Python files in `models/` handle the extraction and loading phase. Any function named `model(context)` that returns a list of dictionaries is a valid model. Schema creation and evolution are handled automatically.

```python
# models/ingest_customers.py
DEPENDENCIES = []

def model(context):
    import urllib.request, json
    with urllib.request.urlopen("https://api.example.com/customers") as r:
        return json.loads(r.read())["data"]
```

The `context` object provides access to project configuration, upstream model data via `ref()`, and a persistent state mechanism for incremental ingestion.

### Data Contracts

Column-level tests are declared in `schema.yml` and validated with `dfg test`:

```yaml
version: 1
models:
  - name: stg_orders
    columns:
      - name: order_id
        tests:
          - not_null
          - unique
```

### Snapshots — SCD Type 2

Snapshots track historical changes to records over time using the Slowly Changing Dimensions Type 2 pattern.
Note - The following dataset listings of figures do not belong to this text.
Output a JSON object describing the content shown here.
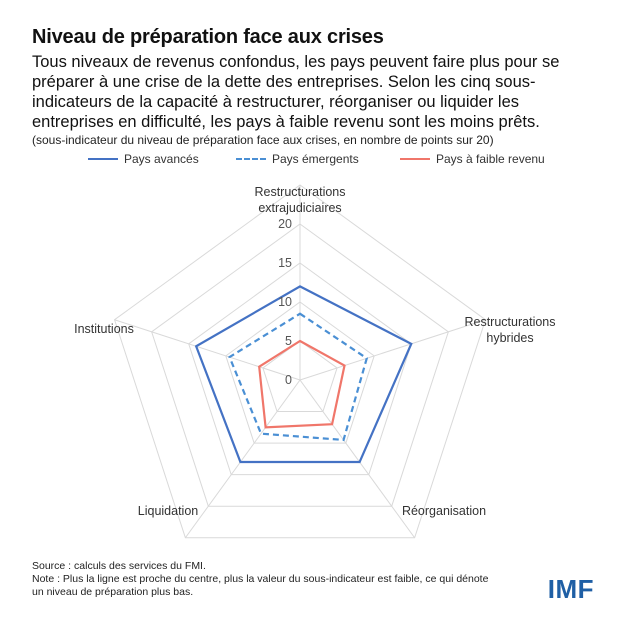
{
  "header": {
    "title": "Niveau de préparation face aux crises",
    "subtitle": "Tous niveaux de revenus confondus, les pays peuvent faire plus pour se préparer à une crise de la dette des entreprises. Selon les cinq sous-indicateurs de la capacité à restructurer, réorganiser ou liquider les entreprises en difficulté, les pays à faible revenu sont les moins prêts.",
    "note": "(sous-indicateur du niveau de préparation face aux crises, en nombre de points sur 20)"
  },
  "colors": {
    "advanced": "#4472c4",
    "emerging": "#4a8fd4",
    "low_income": "#f0766a",
    "grid": "#d9d9d9",
    "logo": "#1f5fa5"
  },
  "chart_data": {
    "type": "radar",
    "title": "Niveau de préparation face aux crises",
    "axes": [
      {
        "line1": "Restructurations",
        "line2": "extrajudiciaires"
      },
      {
        "line1": "Restructurations",
        "line2": "hybrides"
      },
      {
        "line1": "Réorganisation",
        "line2": ""
      },
      {
        "line1": "Liquidation",
        "line2": ""
      },
      {
        "line1": "Institutions",
        "line2": ""
      }
    ],
    "rmax": 20,
    "ticks": [
      "0",
      "5",
      "10",
      "15",
      "20"
    ],
    "tick_values": [
      0,
      5,
      10,
      15,
      20
    ],
    "series": [
      {
        "name": "Pays avancés",
        "values": [
          12,
          15,
          13,
          13,
          14
        ],
        "style": "solid",
        "color": "#4472c4"
      },
      {
        "name": "Pays émergents",
        "values": [
          8.5,
          9,
          9.5,
          8.5,
          9.5
        ],
        "style": "dashed",
        "color": "#4a8fd4"
      },
      {
        "name": "Pays à faible revenu",
        "values": [
          5,
          6,
          7,
          7.5,
          5.5
        ],
        "style": "solid",
        "color": "#f0766a"
      }
    ]
  },
  "footer": {
    "source": "Source : calculs des services du FMI.",
    "note": "Note : Plus la ligne est proche du centre, plus la valeur du sous-indicateur est faible, ce qui dénote un niveau de préparation plus bas."
  },
  "logo": {
    "text": "IMF"
  }
}
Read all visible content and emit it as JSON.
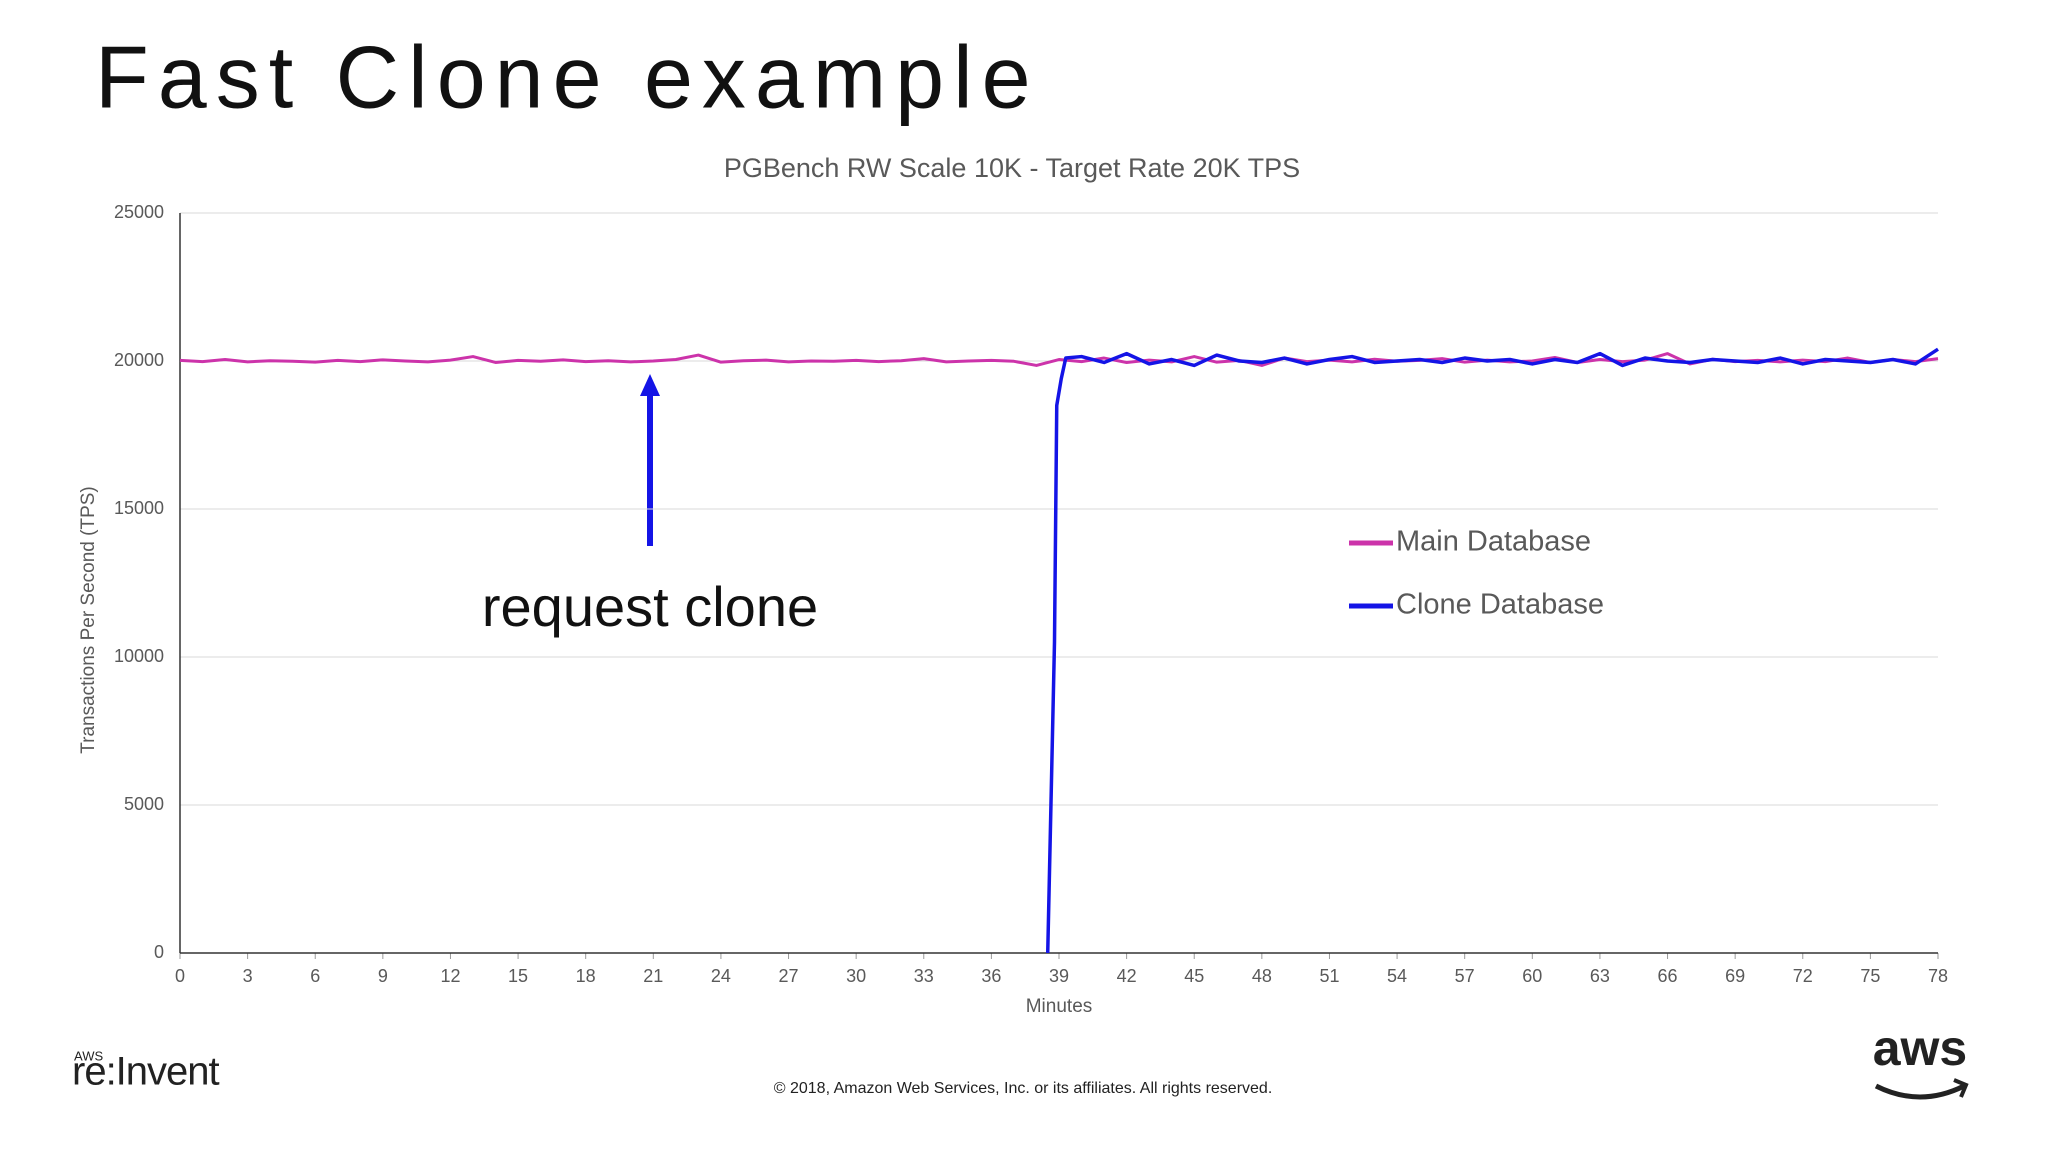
{
  "slide_title": "Fast Clone example",
  "annotation": "request clone",
  "footer": {
    "copyright": "© 2018, Amazon Web Services, Inc. or its affiliates. All rights reserved.",
    "event_small": "AWS",
    "event": "re:Invent",
    "logo": "aws"
  },
  "chart_data": {
    "type": "line",
    "title": "PGBench RW Scale 10K - Target Rate 20K TPS",
    "x_label": "Minutes",
    "y_label": "Transactions Per Second (TPS)",
    "xlim": [
      0,
      78
    ],
    "ylim": [
      0,
      25000
    ],
    "xticks": [
      0,
      3,
      6,
      9,
      12,
      15,
      18,
      21,
      24,
      27,
      30,
      33,
      36,
      39,
      42,
      45,
      48,
      51,
      54,
      57,
      60,
      63,
      66,
      69,
      72,
      75,
      78
    ],
    "yticks": [
      0,
      5000,
      10000,
      15000,
      20000,
      25000
    ],
    "grid": true,
    "legend": "right",
    "series": [
      {
        "name": "Main Database",
        "color": "#cc33aa",
        "x": [
          0,
          1,
          2,
          3,
          4,
          5,
          6,
          7,
          8,
          9,
          10,
          11,
          12,
          13,
          14,
          15,
          16,
          17,
          18,
          19,
          20,
          21,
          22,
          23,
          24,
          25,
          26,
          27,
          28,
          29,
          30,
          31,
          32,
          33,
          34,
          35,
          36,
          37,
          38,
          39,
          40,
          41,
          42,
          43,
          44,
          45,
          46,
          47,
          48,
          49,
          50,
          51,
          52,
          53,
          54,
          55,
          56,
          57,
          58,
          59,
          60,
          61,
          62,
          63,
          64,
          65,
          66,
          67,
          68,
          69,
          70,
          71,
          72,
          73,
          74,
          75,
          76,
          77,
          78
        ],
        "values": [
          20020,
          19980,
          20050,
          19970,
          20010,
          19990,
          19960,
          20020,
          19980,
          20040,
          20000,
          19970,
          20030,
          20150,
          19950,
          20020,
          19990,
          20040,
          19980,
          20010,
          19970,
          20000,
          20050,
          20200,
          19960,
          20010,
          20030,
          19970,
          20000,
          19990,
          20020,
          19980,
          20010,
          20080,
          19970,
          20000,
          20020,
          19990,
          19850,
          20050,
          19980,
          20100,
          19950,
          20030,
          19970,
          20150,
          19960,
          20020,
          19850,
          20100,
          19980,
          20030,
          19970,
          20060,
          19990,
          20020,
          20080,
          19960,
          20030,
          19970,
          20000,
          20120,
          19950,
          20050,
          19980,
          20030,
          20250,
          19900,
          20060,
          19980,
          20020,
          19970,
          20030,
          19980,
          20100,
          19950,
          20050,
          19980,
          20080
        ]
      },
      {
        "name": "Clone Database",
        "color": "#1414e6",
        "x": [
          38.5,
          38.8,
          38.9,
          39.1,
          39.3,
          40,
          41,
          42,
          43,
          44,
          45,
          46,
          47,
          48,
          49,
          50,
          51,
          52,
          53,
          54,
          55,
          56,
          57,
          58,
          59,
          60,
          61,
          62,
          63,
          64,
          65,
          66,
          67,
          68,
          69,
          70,
          71,
          72,
          73,
          74,
          75,
          76,
          77,
          78
        ],
        "values": [
          0,
          10500,
          18500,
          19400,
          20100,
          20150,
          19950,
          20250,
          19900,
          20050,
          19850,
          20200,
          20000,
          19950,
          20100,
          19900,
          20050,
          20150,
          19950,
          20000,
          20050,
          19950,
          20100,
          20000,
          20050,
          19900,
          20050,
          19950,
          20250,
          19850,
          20100,
          20000,
          19950,
          20050,
          20000,
          19950,
          20100,
          19900,
          20050,
          20000,
          19950,
          20050,
          19900,
          20400
        ]
      }
    ]
  }
}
Control columns (`dfg_valid_from`, `dfg_valid_to`, `dfg_is_active`) are added automatically.

```sql
{% snapshot snapshot_customers %}
{{ config(unique_key='id', updated_at='updated_at') }}
SELECT * FROM {{ ref('stg_customers') }}
{% endsnapshot %}
```

---

## Command Reference

| Command | Description |
|---|---|
| `dfg init` | Initialize a new project in the current directory |
| `dfg run` | Execute the full pipeline (ingestion + transformation) |
| `dfg ingest` | Run Python models only |
| `dfg transform` | Run SQL models only |
| `dfg test` | Validate data contracts |
| `dfg compile` | Compile Jinja2 templates and generate manifest (dry run) |
| `dfg seed` | Load static CSV files into the database |
| `dfg snapshot` | Run SCD Type 2 snapshots |
| `dfg docs [--serve]` | Generate HTML lineage graph |
| `dfg debug` | Diagnose environment and database connectivity |
| `dfg log <ID>` | Search the daily log by session ID |

---

## Project Structure

```
my_project/
├── dfg_project.toml    # Project configuration
├── profiles.toml       # Database credentials (do not commit)
├── models/             # SQL and Python models
│   └── schema.yml      # Data contracts
├── snapshots/          # SCD Type 2 snapshot definitions
├── seeds/              # Static CSV files
└── target/             # Generated artifacts (do not commit)
    ├── manifest.json
    └── run_results.json
```

---

## Supported Databases

DataForge works with any database that implements the Python DB-API 2.0 (PEP 249) specification. Tested adapters:

| Database | Driver |
|---|---|
| DuckDB | `duckdb` |
| PostgreSQL | `psycopg2` |
| MySQL | `mysql-connector-python` |
| SQLite | built-in |

---

## License

MIT License. See [LICENSE](LICENSE) for details.